![]() |
PRESS RELEASEOffice of Missouri State
Treasurer |
JEFFERSON CITY – A 10-month effort by Missouri Treasurer Sarah Steelman to ensure Missouri’s tax dollars are not invested in companies or countries that are tied to terrorism has resulted in stronger polices and national media attention on her efforts to address the problem.
On Tuesday, Steelman served as a panelist on CNBC’s “On the Money” program, which focused on American, European and Asian companies that invest in Iran – a nation sanctioned by the U. S. as a state sponsor of terrorism. The program was hosted by Dylan Ratigan. Also appearing were Roger W. Robinson, Jr., president and CEO of Conflict Securities Advisory Group, and Kenneth Timmerman, author of Showdown With Iran.
“This is a huge problem facing every public investment fund in the nation,” Steelman said. “We should not be investing money in companies or countries that are supporting terror, placing both these investments and our citizens at risk.”
In the United States, approximately $3 trillion is held in public pension funds. These funds are invested in diverse and complex portfolios to balance risk and return. As much as one-fourth of these funds are placed in international or multinational companies that operate outside the restrictions of U.S. law.
No American company or citizen can legally have direct equity ties with Iran, or any other foreign nation sanctioned by the U. S. for sponsoring terrorism. The penalty for doing so is $100,000 in fines and up to 10 years in prison. Yet, international companies, multinational companies and even foreign subsidiaries of U. S. companies are not subject to those restrictions.
When asked about Halliburton, Steelman said “I don’t care if its Halliburton or any other company, if they are directly supporting terrorism or doing business with a sanctioned nation, we should not be investing in that company.”
In January, Steelman reviewed the Treasury’s investment policies and replaced Missouri’s top broker-dealer for repurchase agreements. That firm was owned by BNP, the French bank that managed the corrupt Iraqi oil-for-food program. BNP was also engaged in helping raise billions in loans for Iran and has had employees in Tehran for many years.
“It was completely unacceptable for our state to have as its top broker-dealer a firm owned by a bank that was raising billions for a nation that is sanctioned as a state sponsor of terrorism,” Steelman said. “One small policy change stopped that, and achieved a higher yield on this type of investment with other brokers.”
Steelman then began a comprehensive review of both investments placed by her office and by the Missouri State Employee’s Retirement System, MOSERS, on which she serves as a member of the board of trustees.

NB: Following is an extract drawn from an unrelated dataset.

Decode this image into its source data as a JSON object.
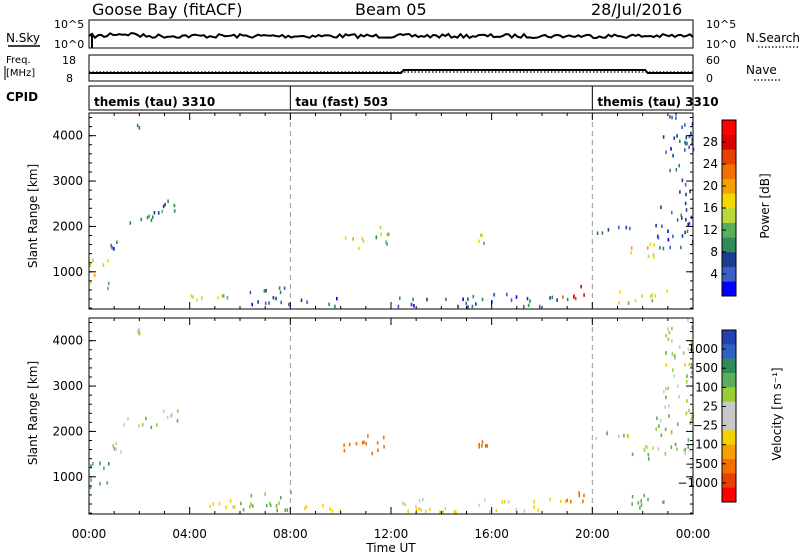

“Like most states, MOSERS had a policy that prohibited investments in companies listed by the U. S. as sponsors of terrorism,” Steelman said. “But federal lists contain only bogus charities and front companies no state would invest in. Other federal agencies, such as the SEC, note that federal law does not allow them to give investment advice to states or other public investors.
Last month, after extensive debate and research, the MOSERS board unanimously adopted a multiple-level screening process that uses existing staff and outside research companies to screen the investments to ensure they aren’t linked to countries or companies tied to terrorist activities. The process also requires due diligence research to now include any exposure the investments may face from terrorism-related risks.
“The new policy and process gives us the tools we need to make the best possible investment decisions,” Steelman said. “It empowers us to protect both our investments and our citizens against global security risks tied to terrorists and rogue states.”
Steelman noted that this policy pertains to MOSERS’ directly held investments – stocks that can be directly sold as individual holdings. Yet public dollars in MOSERS, the State and other public pension systems in Missouri are also invested in commingled funds that contain hundreds of different companies. Structured in much the same way as a mutual fund, commingled funds present a much greater challenge because a pro-rata share of the entire fund – not just a single stock – is held by each investor, making it more difficult to identify and divest individual companies tied to sanctioned nations or companies involved in terrorism.
To address the added challenge of public investments in commingled funds, Steelman has requested bids from different fund managers to offer commingled funds to the Missouri Investment Trust that are prescreened against any companies tied to terror. No state has yet done this, but Steelman says she believes Wall Street will respond if the demand for a terror-safe fund exists among public investors in the United States.
“I am confident the highly competitive investor market will quickly realize the appeal a terror-safe index fund would have for states, local governments and other investors,” Steelman said. “Such a fund would have tremendous appeal for public investors who want to ensure the share value of their pension funds or portfolios are not as risk by foreign investments tied to terrorist groups or sanctioned nations.”
Responses to the request for proposal for terror-safe international equity funds are due to the Missouri Treasurer’s Office by Nov. 7.
“Managing these funds requires making investment decisions to protect the citizens, protect the investment and protect the investment return,” Steelman said. “This means we must make sure the investments aren’t jeopardized by the threat terrorism poses to share value.”